Monday, August 17, 2015

Domestic or International

In our first few conversations about adoption, the big question was: from where?

We are not experts, but here is a breakdown of our thoughts and understandings of domestic vs. international adoption.

Domestic adoptions usually grow out of foster care.  While not every foster family expects to adopt the child, many who want to adopt domestically start out as a foster family.  Our thinking was that we couldn't handle a disrupted adoption.  If, while the child is a placed foster child, the birth family has a change of heart, legally they have a claim on the child and can remove them from foster care.  We knew we couldn't handle this, even if the risk was relatively small.  A large part of our thinking on this was to protect our children from heartache.  We knew that they would attach themselves immediately to a new sister and would love her as one of our own.  They would not understand the reasons she left, and would simply feel like they lost a sister.  We did not want them to ever wonder if they also could be taken away since their sister was.
When it comes to domestic adoption; one concern was the idea of open adoption.  While it isn't a regular thing, open adoptions have become more common in the last decade or so.  Open adoptions are where biological family members of the adopted child maintain contact.  This can be birthmothers, birthfathers, siblings, and grandparents.  Essentially, the idea is for the adopted child to have interaction with her biological family, creating a very extended family network.  There are different levels of open adoption and many different reasons why people would choose this option.  However, it was not an option we were prepared to manage.  Open adoptions are more common in domestic adoptions simply because there is usually more information known about the child's family.

It was also clear to us that the wait time for placement in domestic adoption can be very long.  The age range of child we are looking to adopt can create especially long wait times in the US while parent rights are terminated.  While it is a good thing, a really good thing that there aren't hundreds of children simply waiting to be picked, it does mean that when a family is ready to adopt, it can be a long, drawn out process, filled with long periods of simply waiting.
Additionally, there are many couples who are unable to have children and desperately want to be matched with a birthmother and receive a newborn.  We did not want to take that opportunity from someone.  We did not want to add our profile into the mix to compete for a domestic newborn, when we have had the opportunity to raise three of our own.

Thus we began looking at international adoption.

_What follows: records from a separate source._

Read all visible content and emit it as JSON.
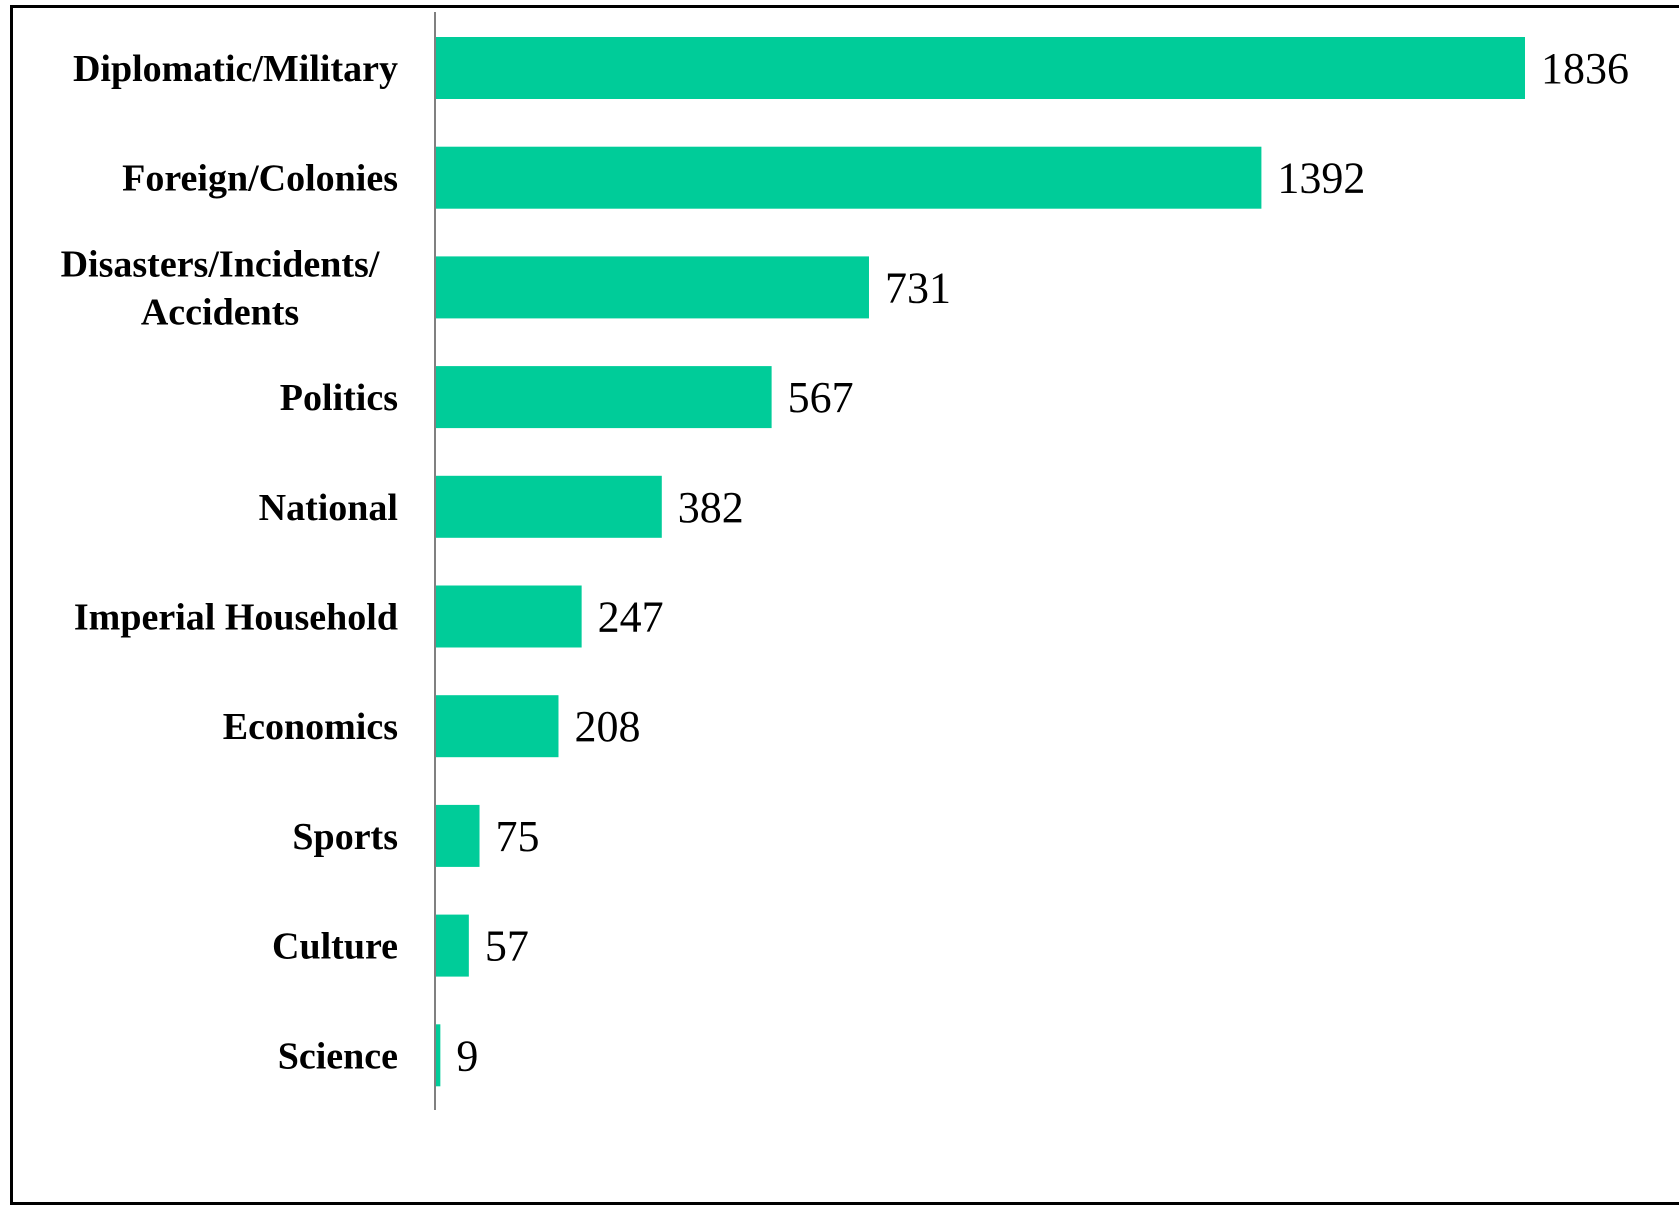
{
  "chart_data": {
    "type": "bar",
    "orientation": "horizontal",
    "categories": [
      "Diplomatic/Military",
      "Foreign/Colonies",
      "Disasters/Incidents/ Accidents",
      "Politics",
      "National",
      "Imperial Household",
      "Economics",
      "Sports",
      "Culture",
      "Science"
    ],
    "category_lines": [
      [
        "Diplomatic/Military"
      ],
      [
        "Foreign/Colonies"
      ],
      [
        "Disasters/Incidents/",
        "Accidents"
      ],
      [
        "Politics"
      ],
      [
        "National"
      ],
      [
        "Imperial Household"
      ],
      [
        "Economics"
      ],
      [
        "Sports"
      ],
      [
        "Culture"
      ],
      [
        "Science"
      ]
    ],
    "values": [
      1836,
      1392,
      731,
      567,
      382,
      247,
      208,
      75,
      57,
      9
    ],
    "data_labels": [
      "1836",
      "1392",
      "731",
      "567",
      "382",
      "247",
      "208",
      "75",
      "57",
      "9"
    ],
    "title": "",
    "xlabel": "",
    "ylabel": "",
    "xlim": [
      0,
      1836
    ],
    "grid": false,
    "legend": "none",
    "bar_color": "#00CC99",
    "axis_color": "#808080"
  }
}
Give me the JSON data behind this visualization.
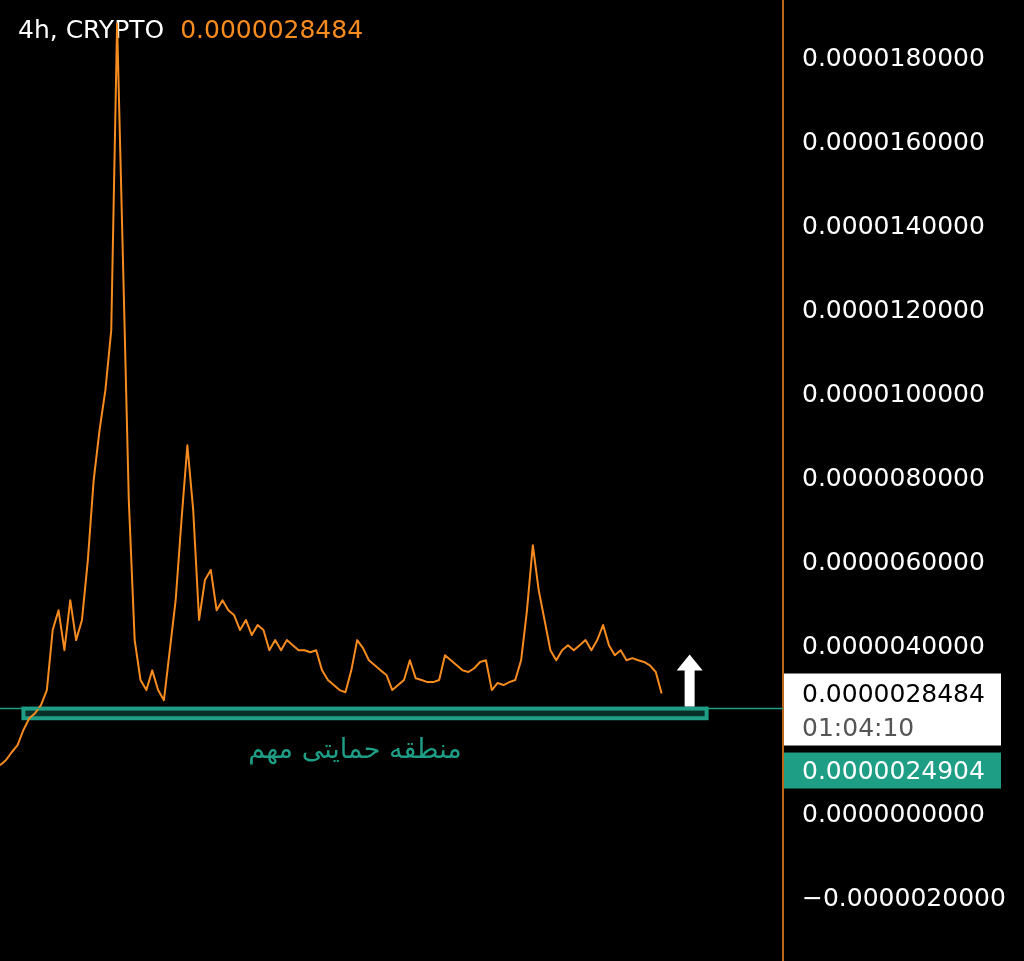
{
  "chart_data": {
    "type": "line",
    "title": "4h, CRYPTO",
    "subtitle": "0.0000028484",
    "categories": [
      null,
      null,
      null,
      null,
      null,
      null,
      null,
      null,
      null,
      null,
      null,
      null,
      null,
      null,
      null,
      null,
      null,
      null,
      null,
      null,
      null,
      null,
      null,
      null,
      null,
      null,
      null,
      null,
      null,
      null,
      null,
      null,
      null,
      null,
      null,
      null,
      null,
      null,
      null,
      null,
      null,
      null,
      null,
      null,
      null,
      null,
      null,
      null,
      null,
      null,
      null,
      null,
      null,
      null,
      null,
      null,
      null,
      null,
      null,
      null,
      null,
      null,
      null,
      null,
      null,
      null,
      null,
      null,
      null,
      null,
      null,
      null,
      null,
      null,
      null,
      null,
      null,
      null,
      null,
      null,
      null,
      null,
      null,
      null,
      null,
      null,
      null,
      null,
      null,
      null,
      null,
      null,
      null,
      null,
      null,
      null,
      null,
      null,
      null,
      null,
      null,
      null,
      null,
      null,
      null,
      null,
      null,
      null,
      null,
      null,
      null,
      null,
      null,
      null
    ],
    "series": [
      {
        "color": "#f68b1f",
        "values": [
          1.14e-06,
          1.26e-06,
          1.45e-06,
          1.62e-06,
          1.98e-06,
          2.26e-06,
          2.38e-06,
          2.57e-06,
          2.93e-06,
          4.36e-06,
          4.83e-06,
          3.88e-06,
          5.07e-06,
          4.12e-06,
          4.6e-06,
          6.02e-06,
          7.93e-06,
          9.12e-06,
          1.007e-05,
          1.15e-05,
          1.88e-05,
          1.317e-05,
          7.45e-06,
          4.12e-06,
          3.17e-06,
          2.93e-06,
          3.4e-06,
          2.93e-06,
          2.69e-06,
          3.88e-06,
          5.07e-06,
          6.98e-06,
          8.76e-06,
          7.21e-06,
          4.6e-06,
          5.55e-06,
          5.79e-06,
          4.83e-06,
          5.07e-06,
          4.83e-06,
          4.71e-06,
          4.36e-06,
          4.6e-06,
          4.24e-06,
          4.48e-06,
          4.36e-06,
          3.88e-06,
          4.12e-06,
          3.88e-06,
          4.12e-06,
          4e-06,
          3.88e-06,
          3.88e-06,
          3.83e-06,
          3.88e-06,
          3.4e-06,
          3.17e-06,
          3.05e-06,
          2.93e-06,
          2.88e-06,
          3.4e-06,
          4.12e-06,
          3.93e-06,
          3.64e-06,
          3.52e-06,
          3.4e-06,
          3.29e-06,
          2.93e-06,
          3.05e-06,
          3.17e-06,
          3.64e-06,
          3.21e-06,
          3.17e-06,
          3.12e-06,
          3.12e-06,
          3.17e-06,
          3.76e-06,
          3.64e-06,
          3.52e-06,
          3.4e-06,
          3.36e-06,
          3.45e-06,
          3.6e-06,
          3.64e-06,
          2.93e-06,
          3.1e-06,
          3.05e-06,
          3.12e-06,
          3.17e-06,
          3.64e-06,
          4.83e-06,
          6.38e-06,
          5.31e-06,
          4.6e-06,
          3.88e-06,
          3.64e-06,
          3.88e-06,
          4e-06,
          3.88e-06,
          4e-06,
          4.12e-06,
          3.88e-06,
          4.12e-06,
          4.48e-06,
          4e-06,
          3.76e-06,
          3.88e-06,
          3.64e-06,
          3.69e-06,
          3.64e-06,
          3.6e-06,
          3.52e-06,
          3.36e-06,
          2.8484e-06
        ]
      }
    ],
    "ylim": [
      -3.52e-06,
      1.936e-05
    ],
    "yticks": [
      {
        "value": -2e-06,
        "label": "−0.0000020000"
      },
      {
        "value": 0,
        "label": "0.0000000000"
      },
      {
        "value": 4e-06,
        "label": "0.0000040000"
      },
      {
        "value": 6e-06,
        "label": "0.0000060000"
      },
      {
        "value": 8e-06,
        "label": "0.0000080000"
      },
      {
        "value": 1e-05,
        "label": "0.0000100000"
      },
      {
        "value": 1.2e-05,
        "label": "0.0000120000"
      },
      {
        "value": 1.4e-05,
        "label": "0.0000140000"
      },
      {
        "value": 1.6e-05,
        "label": "0.0000160000"
      },
      {
        "value": 1.8e-05,
        "label": "0.0000180000"
      }
    ],
    "tick_labels": "y",
    "grid": false,
    "ref_lines": [
      {
        "axis": "y",
        "value": 2.4904e-06,
        "label": "0.0000024904",
        "color": "#1f9e86"
      }
    ],
    "bands": [
      {
        "axis": "y",
        "from": 2.26e-06,
        "to": 2.4904e-06,
        "label": "منطقه حمایتی مهم",
        "color": "#1f9e86"
      }
    ],
    "annotations": [
      "0.0000028484",
      "01:04:10"
    ]
  }
}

Clearly, international adoption includes any nation other than the U.S.  However, most adoption agencies specialize in adoptions from certain countries.  When we picked our agency, Nightlight Christian Adoptions, it narrowed our country choices simply by the fact that they conduct adoptions from 14 countries.
One of our concerns with this consideration was that international adoption has become hip.  With many celebrities adopting internationally, we didn't want to be seen as a family who has a token black baby.  We searched our hearts on this one. We prayed through it and discussed it at length.  And we concluded that by the very fact that we are concerned about it being perceived as being cool, we are not motivated by the social trend to have a transracial family.  In fact, it is honestly, a little (sometimes a lot!) scary to anticipate becoming an obviously adoptive family.

International adoption also requires a lot of work.  Actually, all adoption does (as the home study is plenty of work), but international adoption also requires a whole dossier which is no simple task.  International adoption also requires travel to the country of the child.  We had to weigh this out.  Some countries require multiple trips, which means growing costs, and time off of work, and time away from our other children.  Some countries required long trips, which means growing costs.  And no matter where you travel or for how long, international adoption is an expensive endeavor.  Not to mention language and cultural barriers, both for us as travelers but for our new child as well.

The reality is that with international adoption, you are taking an already hurting child and ripping her away from the only world, language, food, etc. that she knows, even if it is an impoverished and under stimulating existence.  This is an important issue that we had to be prepared to address with our daughter.

And did I mention the cost?  I'm not just being flippant here.  Cost is a real consideration.  Domestic adoption is a cheaper option and foster adoption can actually be free.  International adoption has a considerable price tag.  Statistically, cost is the reason most people who consider adopting, decide not to.

Ultimately, we decided international adoption was the best fit for our family.  We feel called to grow our family in this way.  We feel prepared to love a child who needs a family.  We feel capable of overcoming cultural hurdles as well as adapting our lives and family to become more international -although we laugh when we consider a little Chinese girl with the last name DeClercq!  Although truth be told, DeClercq is no cake walk of a name for any of us to handle.  And as for the cost, so far we have been able to fund the expenses out of savings.  Although we have had considerable expense so far, the bulk of the cost is still ahead of us.  We trust that God will provide the means to bring our daughter home.